1422 Outlines the process for state primacy applications. This section provides application timelines and public participation requirements for states seeking primacy. If a state does not assume primacy, EPA runs the UIC program in that state. This section also specifies how tribes may apply for primacy.
1423 Sets forth enforcement of the UIC program. This section describes civil and criminal actions, including the amount of any penalty levied.
1425 Sets forth enforcement of the UIC program. This section describes civil and criminal actions, including the amount of any penalty levied.
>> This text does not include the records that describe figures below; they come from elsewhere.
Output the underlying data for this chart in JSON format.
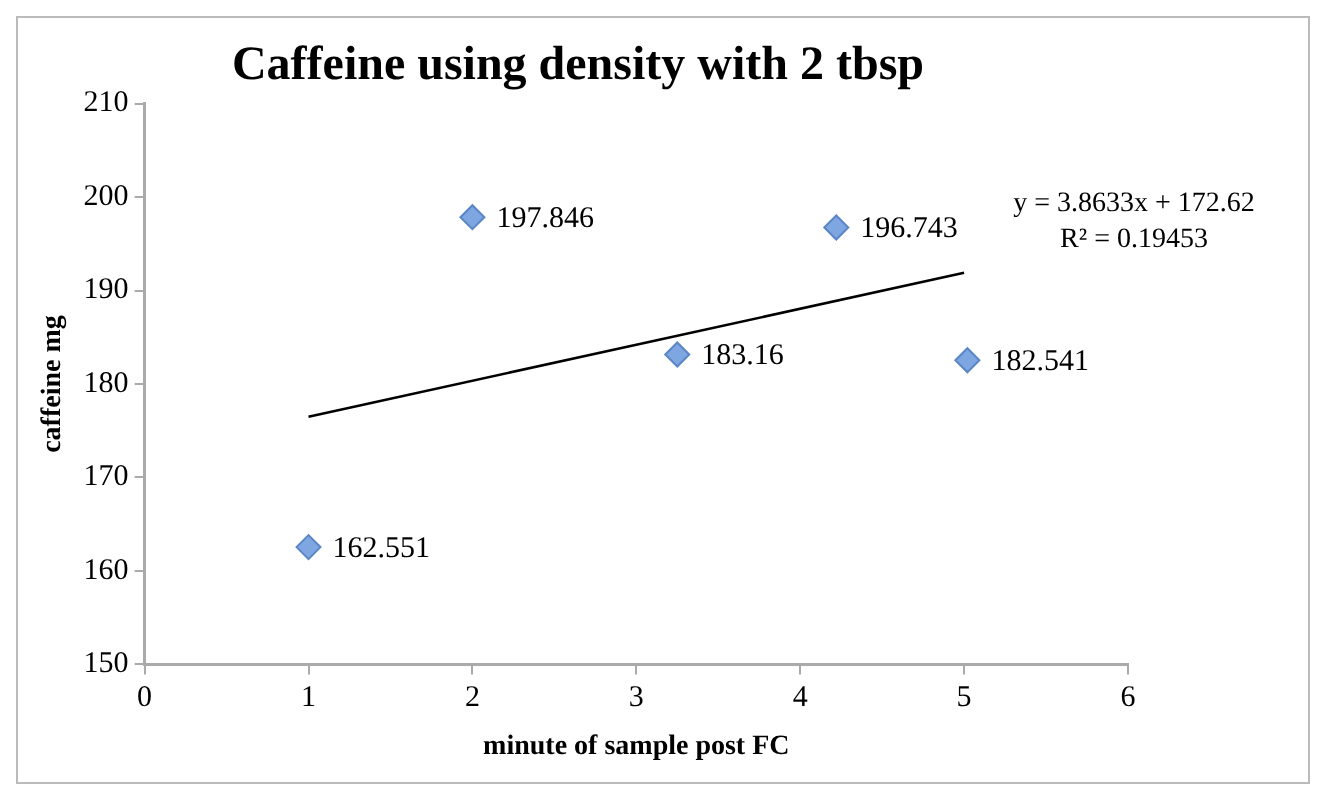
{
  "chart_data": {
    "type": "scatter",
    "title": "Caffeine using density with 2 tbsp",
    "xlabel": "minute of sample post FC",
    "ylabel": "caffeine mg",
    "series": [
      {
        "color": "#7ea6e0",
        "x": [
          1,
          2,
          3.25,
          4.22,
          5.02
        ],
        "values": [
          162.551,
          197.846,
          183.16,
          196.743,
          182.541
        ],
        "value_labels": [
          "162.551",
          "197.846",
          "183.16",
          "196.743",
          "182.541"
        ]
      },
      {
        "type": "line",
        "color": "#000000",
        "x": [
          1,
          5
        ],
        "values": [
          176.5,
          191.9
        ],
        "marker": "none"
      }
    ],
    "annotations": [
      "y = 3.8633x + 172.62",
      "R² = 0.19453"
    ],
    "xlim": [
      0,
      6
    ],
    "xticks": [
      0,
      1,
      2,
      3,
      4,
      5,
      6
    ],
    "ylim": [
      150,
      210
    ],
    "yticks": [
      150,
      160,
      170,
      180,
      190,
      200,
      210
    ],
    "marker": "diamond",
    "grid": false,
    "legend": false
  }
}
Describes optional demonstrations a state may make for the portion of the UIC program relating to oil and natural gas operations. This section allows EPA to approve existing state Class II (oil and gas) programs if the state can show that the program is effective in preventing endangerment of USDWs.
1426 Requires the EPA Administrator to determine the applicability of monitoring methods and to submit a report to Congress on Class V wells. The Report to Congress includes information on Class V well inventory, well types, design and construction recommendations, and risks associated with discharged wastes.
1431 Authorizes emergency powers for EPA. Under this section, EPA may take action to protect public health if substantial endangerment of USDWs is imminent.
1442 Gives EPA authority to conduct research, studies, training, and demonstrations. This section addresses ways to identify improved methods for protecting USDWs
1443 Establishes grants for primacy programs. Each year, states receive EPA funding under this section to help them implement their UIC programs.